While Lamarck believed in the concept of inheritance through acquired characters and his contemporaries spoke of this idea but it was not a major feature in any of their evolutionary theories. This is partly because it was never scientifically validated.

It's been over 200 years since the birth of Lamarck and in the field of age genomics there is a growing evidence base that supports the heritability of acquired traits. This is also referred to as "neo Lamarckism", or more generally epigenetic inheritance. It is a version of evolution that is as relevant as the more popular Neo-Darwinian theory.
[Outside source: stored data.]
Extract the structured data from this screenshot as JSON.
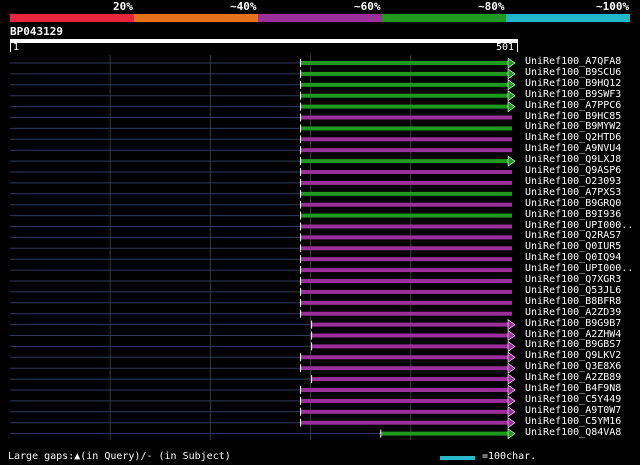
{
  "legend": {
    "labels": [
      "20%",
      "~40%",
      "~60%",
      "~80%",
      "~100%"
    ],
    "colors": [
      "#e8263d",
      "#e6721c",
      "#9b2f9b",
      "#1f9a1f",
      "#20b8c8"
    ]
  },
  "query": {
    "id": "BP043129",
    "start": "1",
    "end": "501",
    "length": 501
  },
  "colors": {
    "guide": "#2e3a5e",
    "grid": "#3a3a3a"
  },
  "hits": [
    {
      "label": "UniRef100_A7QFA8",
      "start": 290,
      "color": "green",
      "arrow": true
    },
    {
      "label": "UniRef100_B9SCU6",
      "start": 290,
      "color": "green",
      "arrow": true
    },
    {
      "label": "UniRef100_B9HQ12",
      "start": 290,
      "color": "green",
      "arrow": true
    },
    {
      "label": "UniRef100_B9SWF3",
      "start": 290,
      "color": "green",
      "arrow": true
    },
    {
      "label": "UniRef100_A7PPC6",
      "start": 290,
      "color": "green",
      "arrow": true
    },
    {
      "label": "UniRef100_B9HC85",
      "start": 290,
      "color": "purple",
      "arrow": false
    },
    {
      "label": "UniRef100_B9MYW2",
      "start": 290,
      "color": "green",
      "arrow": false
    },
    {
      "label": "UniRef100_Q2HTD6",
      "start": 290,
      "color": "purple",
      "arrow": false
    },
    {
      "label": "UniRef100_A9NVU4",
      "start": 290,
      "color": "purple",
      "arrow": false
    },
    {
      "label": "UniRef100_Q9LXJ8",
      "start": 290,
      "color": "green",
      "arrow": true
    },
    {
      "label": "UniRef100_Q9ASP6",
      "start": 290,
      "color": "purple",
      "arrow": false
    },
    {
      "label": "UniRef100_O23093",
      "start": 290,
      "color": "purple",
      "arrow": false
    },
    {
      "label": "UniRef100_A7PXS3",
      "start": 290,
      "color": "green",
      "arrow": false
    },
    {
      "label": "UniRef100_B9GRQ0",
      "start": 290,
      "color": "purple",
      "arrow": false
    },
    {
      "label": "UniRef100_B9I936",
      "start": 290,
      "color": "green",
      "arrow": false
    },
    {
      "label": "UniRef100_UPI000..",
      "start": 290,
      "color": "purple",
      "arrow": false
    },
    {
      "label": "UniRef100_Q2RAS7",
      "start": 290,
      "color": "purple",
      "arrow": false
    },
    {
      "label": "UniRef100_Q0IUR5",
      "start": 290,
      "color": "purple",
      "arrow": false
    },
    {
      "label": "UniRef100_Q0IQ94",
      "start": 290,
      "color": "purple",
      "arrow": false
    },
    {
      "label": "UniRef100_UPI000..",
      "start": 290,
      "color": "purple",
      "arrow": false
    },
    {
      "label": "UniRef100_Q7XGR3",
      "start": 290,
      "color": "purple",
      "arrow": false
    },
    {
      "label": "UniRef100_Q53JL6",
      "start": 290,
      "color": "purple",
      "arrow": false
    },
    {
      "label": "UniRef100_B8BFR8",
      "start": 290,
      "color": "purple",
      "arrow": false
    },
    {
      "label": "UniRef100_A2ZD39",
      "start": 290,
      "color": "purple",
      "arrow": false
    },
    {
      "label": "UniRef100_B9G9B7",
      "start": 301,
      "color": "purple",
      "arrow": true
    },
    {
      "label": "UniRef100_A2ZHW4",
      "start": 301,
      "color": "purple",
      "arrow": true
    },
    {
      "label": "UniRef100_B9GBS7",
      "start": 301,
      "color": "purple",
      "arrow": true
    },
    {
      "label": "UniRef100_Q9LKV2",
      "start": 290,
      "color": "purple",
      "arrow": true
    },
    {
      "label": "UniRef100_Q3E8X6",
      "start": 290,
      "color": "purple",
      "arrow": true
    },
    {
      "label": "UniRef100_A2ZB89",
      "start": 301,
      "color": "purple",
      "arrow": true
    },
    {
      "label": "UniRef100_B4F9N8",
      "start": 290,
      "color": "purple",
      "arrow": true
    },
    {
      "label": "UniRef100_C5Y449",
      "start": 290,
      "color": "purple",
      "arrow": true
    },
    {
      "label": "UniRef100_A9T0W7",
      "start": 290,
      "color": "purple",
      "arrow": true
    },
    {
      "label": "UniRef100_C5YM16",
      "start": 290,
      "color": "purple",
      "arrow": true
    },
    {
      "label": "UniRef100_Q84VA8",
      "start": 370,
      "color": "green",
      "arrow": true
    }
  ],
  "footer": {
    "gaps": "Large gaps:▲(in Query)/- (in Subject)",
    "scale": "=100char."
  }
}
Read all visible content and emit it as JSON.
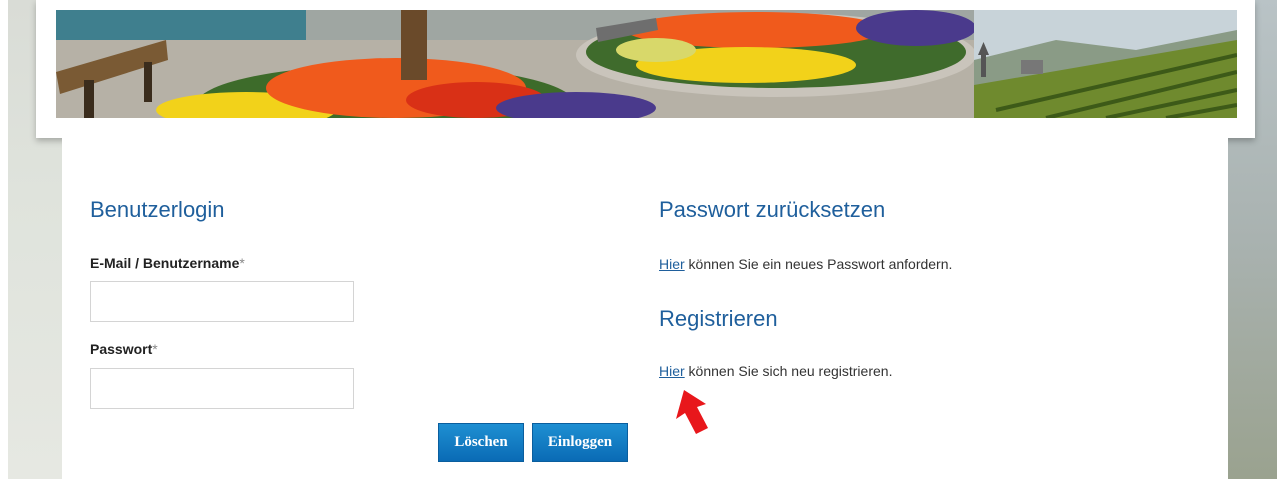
{
  "login": {
    "heading": "Benutzerlogin",
    "username_label": "E-Mail / Benutzername",
    "password_label": "Passwort",
    "required_mark": "*",
    "username_value": "",
    "password_value": "",
    "clear_button": "Löschen",
    "login_button": "Einloggen"
  },
  "reset": {
    "heading": "Passwort zurücksetzen",
    "link": "Hier",
    "text": " können Sie ein neues Passwort anfordern."
  },
  "register": {
    "heading": "Registrieren",
    "link": "Hier",
    "text": " können Sie sich neu registrieren."
  },
  "colors": {
    "heading": "#1f5f9c",
    "button": "#0a6bb5",
    "annotation_arrow": "#e8171b"
  }
}
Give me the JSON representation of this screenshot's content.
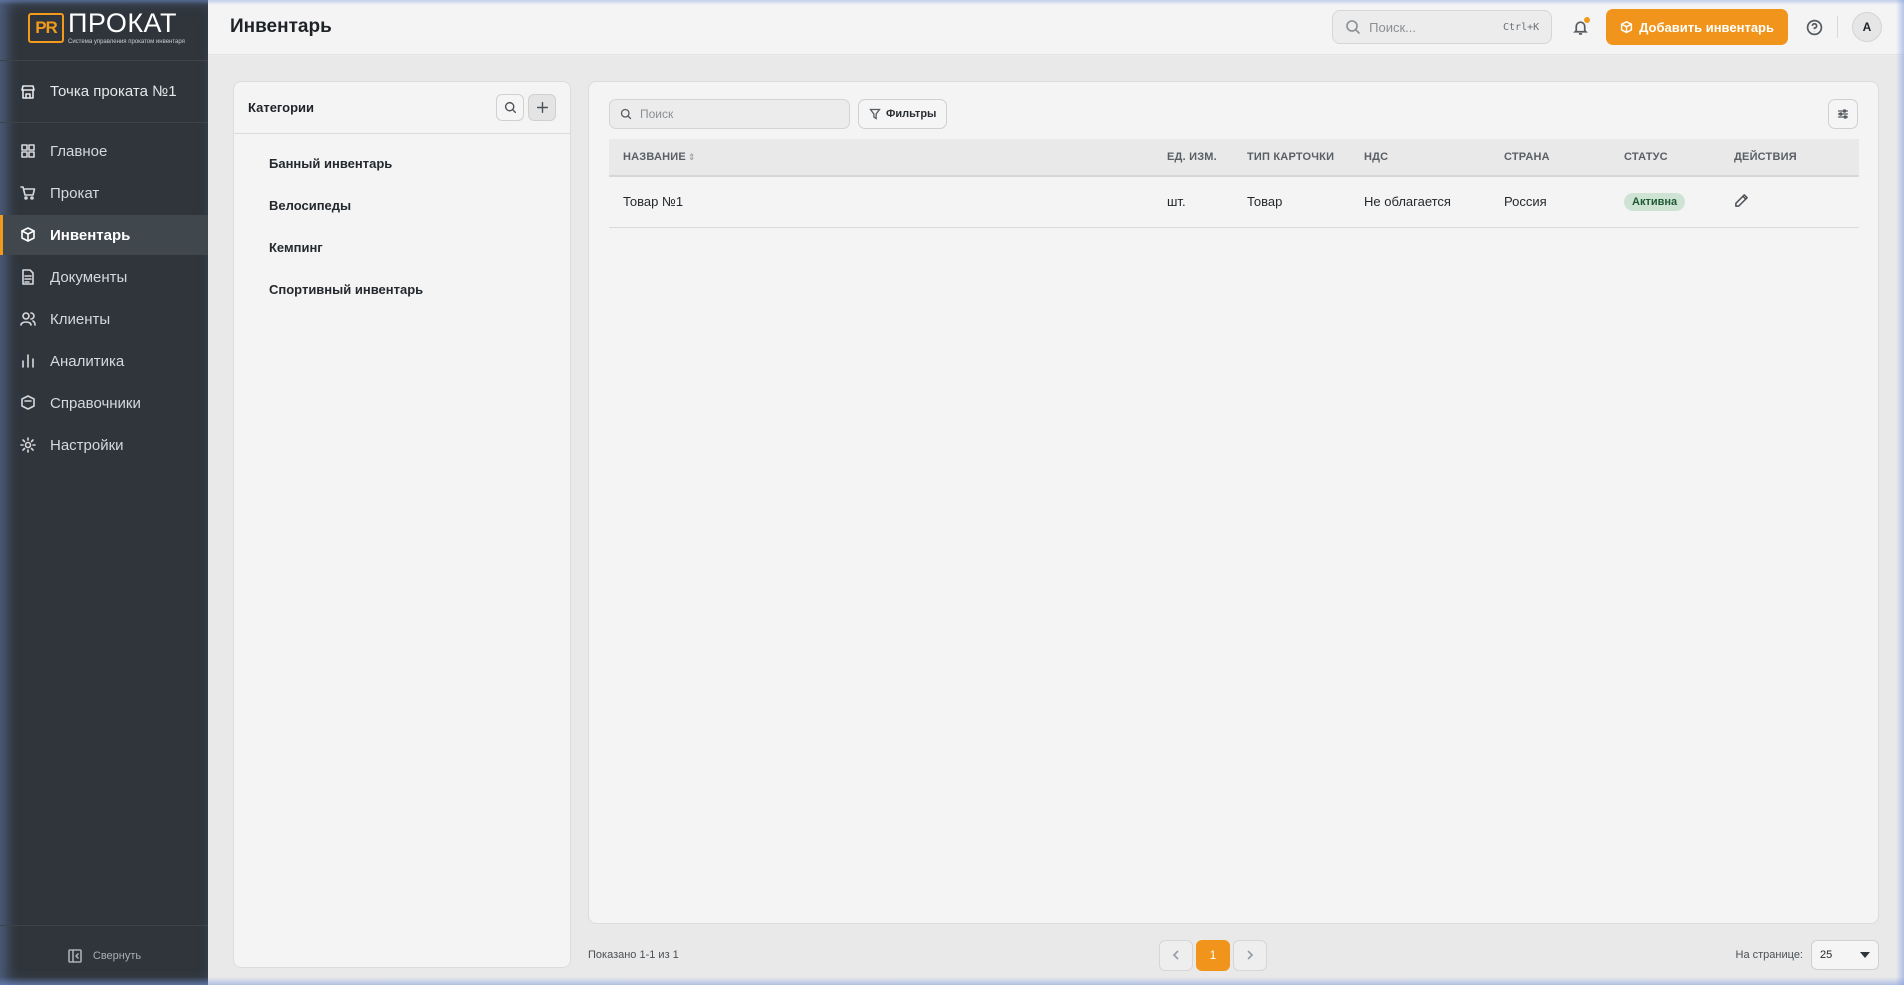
{
  "brand": {
    "mark": "PR",
    "name": "ПРОКАТ",
    "subtitle": "Система управления прокатом инвентаря"
  },
  "sidebar": {
    "point": "Точка проката №1",
    "items": [
      {
        "label": "Главное",
        "icon": "grid-icon",
        "active": false
      },
      {
        "label": "Прокат",
        "icon": "cart-icon",
        "active": false
      },
      {
        "label": "Инвентарь",
        "icon": "boxes-icon",
        "active": true
      },
      {
        "label": "Документы",
        "icon": "document-icon",
        "active": false
      },
      {
        "label": "Клиенты",
        "icon": "users-icon",
        "active": false
      },
      {
        "label": "Аналитика",
        "icon": "chart-icon",
        "active": false
      },
      {
        "label": "Справочники",
        "icon": "book-icon",
        "active": false
      },
      {
        "label": "Настройки",
        "icon": "gear-icon",
        "active": false
      }
    ],
    "collapse_label": "Свернуть"
  },
  "header": {
    "title": "Инвентарь",
    "search_placeholder": "Поиск...",
    "search_shortcut": "Ctrl+K",
    "add_button": "Добавить инвентарь",
    "avatar": "А"
  },
  "categories": {
    "title": "Категории",
    "items": [
      "Банный инвентарь",
      "Велосипеды",
      "Кемпинг",
      "Спортивный инвентарь"
    ]
  },
  "table": {
    "search_placeholder": "Поиск",
    "filters_label": "Фильтры",
    "columns": [
      "Название",
      "Ед. изм.",
      "Тип карточки",
      "НДС",
      "Страна",
      "Статус",
      "Действия"
    ],
    "rows": [
      {
        "name": "Товар №1",
        "unit": "шт.",
        "card_type": "Товар",
        "vat": "Не облагается",
        "country": "Россия",
        "status": "Активна"
      }
    ]
  },
  "footer": {
    "shown": "Показано 1-1 из 1",
    "current_page": "1",
    "per_page_label": "На странице:",
    "per_page_value": "25"
  },
  "colors": {
    "accent": "#f0941b",
    "sidebar_bg": "#2f353b",
    "status_active_bg": "#cfe3d4"
  }
}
Evolution by the process of adaptation

One of the most widespread misconceptions about evolution is that it is a result of a kind of struggle for survival. This view is inaccurate and ignores other forces driving evolution. The fight for survival is better described as a struggle to survive in a specific environment. This can be a challenge for not just other living things as well as the physical surroundings themselves.

To understand how evolution functions, it is helpful to consider what adaptation is. It is a feature that allows a living thing to survive in its environment and reproduce. It could be a physiological structure, like feathers or fur or a behavior, such as moving to the shade during the heat or leaving at night to avoid the cold.

The ability of an organism to draw energy from its surroundings and interact with other organisms as well as their physical environment, is crucial to its survival. The organism needs to have the right genes to generate offspring, and it should be able to find sufficient food and other resources. The organism must be able to reproduce itself at the rate that is suitable for its niche.

These elements, in conjunction with gene flow and mutation result in an alteration in the percentage of alleles (different forms of a gene) in the gene pool of a population. This change in allele frequency can lead to the emergence of new traits, and eventually, new species in the course of time.

A lot of the traits we admire in plants and animals are adaptations. For example the lungs or gills which draw oxygen from air feathers and fur for insulation, long legs to run away from predators and camouflage to conceal. However, a thorough understanding of adaptation requires a keen eye to the distinction between physiological and behavioral characteristics.

Physiological traits like the thick fur and gills are physical traits. Behavioral adaptations are not an exception, for instance, the tendency of animals to seek companionship or retreat into shade during hot weather. Furthermore, it is important to understand that a lack of forethought does not make something an adaptation. In fact, failure to think about the consequences of a behavior can make it unadaptive even though it might appear logical or even necessary.